By Lisa Richwine
SANTA FE, N.M. (Reuters) – Alec Baldwin has been seen consoling the family of the cinematographer he accidentally killed on the set of his movie, as more reports emerged on Sunday of troubling practices during the filming of the Western “Rust”.
A distraught Baldwin was photographed outside a hotel in Santa Fe, New Mexico, on Saturday embracing and talking with Matt Hutchins, the husband of Halyna Hutchins, and their nine-year-old son.
Baldwin, 63, on Friday said he was shocked and heartbroken at the death of Hutchins. The 42-year-old was killed and director Joel Souza was wounded when Baldwin discharged a prop gun containing a live round that he had been handed and told was unloaded, authorities in Santa Fe have said in court documents.
In a statement read to a candlelight vigil https://www.reuters.com/business/media-telecom/director-gutted-by-death-cinematographer-accidental-shooting-2021-10-23 on Saturday, Hutchins called his wife’s death “an enormous loss.”
No one has been charged in the fatal incident during a rehearsal on Thursday at the Bonanza Creek Ranch outside Santa Fe as the local sheriff’s office continues its investigation.
But multiple media and social media reports have raised concerns about safety protocols on the set of the low-budget movie, and have described a walk-out by several camera operators and their assistants just hours before the accident.
In one of the most troubling, celebrity website TMZ.com, citing unidentified sources connected to the production, said the gun handed to Baldwin had previously been used by crew members for target practice off-set, using real bullets.
Reuters could not verify the report and police in Santa Fe did not respond to inquiries on Sunday.

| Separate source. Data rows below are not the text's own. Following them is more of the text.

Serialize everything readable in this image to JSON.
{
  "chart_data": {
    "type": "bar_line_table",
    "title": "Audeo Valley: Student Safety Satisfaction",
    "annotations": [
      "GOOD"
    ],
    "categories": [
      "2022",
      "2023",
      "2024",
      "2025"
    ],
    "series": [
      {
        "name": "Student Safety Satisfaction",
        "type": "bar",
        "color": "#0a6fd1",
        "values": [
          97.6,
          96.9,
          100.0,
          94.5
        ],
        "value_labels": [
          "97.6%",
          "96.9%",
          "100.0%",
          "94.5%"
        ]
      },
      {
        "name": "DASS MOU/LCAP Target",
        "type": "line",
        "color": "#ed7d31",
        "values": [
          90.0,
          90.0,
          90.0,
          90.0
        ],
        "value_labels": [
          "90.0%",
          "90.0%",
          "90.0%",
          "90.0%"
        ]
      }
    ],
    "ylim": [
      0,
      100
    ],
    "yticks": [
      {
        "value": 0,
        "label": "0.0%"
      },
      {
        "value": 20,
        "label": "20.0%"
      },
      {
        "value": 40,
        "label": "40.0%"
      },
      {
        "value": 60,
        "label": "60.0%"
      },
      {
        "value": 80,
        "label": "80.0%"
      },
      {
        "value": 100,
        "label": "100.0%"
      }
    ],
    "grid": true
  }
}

Among the concerns reported among crew members were other incidents involving prop guns. According to the Los Angeles Times, more than a week ago Baldwin’s stunt double accidentally fired two rounds from a prop firearm after being told it was “cold”, an industry term meaning a weapon is not loaded with ammunition, including blanks.
Rust Movie Productions said last week that although they “were not made aware of any official complaints concerning weapon or prop safety on set, we will be conducting an internal review of our procedures while production is shut down.”
According to court documents, the prop gun was handed to Baldwin by the film’s assistant director, Dave Halls, who has more than 20 years’ experience in the business.
Film producer Aaron B. Koontz, who worked with Halls on two previous movies but was not involved in the making of “Rust”, told the Los Angeles Times Halls was a good manager.
“Dave is extremely efficient and he’s very good at keeping the pace going and just moving at the speed that you have to move at in order to make your days,” Koontz told the newspaper.
However, special effects technician Maggie Goll, who worked with Halls on the 2017 Hulu television series “Into the Dark”, had a different view.
“He did not maintain a safe working environment,” Goll told NBC News. “Sets were almost always allowed to become increasingly claustrophobic, no established fire lanes, exits blocked … safety meetings were nonexistent.”
Halls did not respond to requests for comment on Sunday. Also involved in the probe is the movie’s chief armorer, Hannah Gutierrez. She could not be reached for comment.
About 200 people took part in the vigil for Hutchins in Albuquerque on Saturday. While organizers emphasized that the event was to honor Hutchins’ memory, rather than focus on her death, some in the crowd held signs that read “Safety on Set.”
A second vigil is planned in the Los Angeles area on Sunday.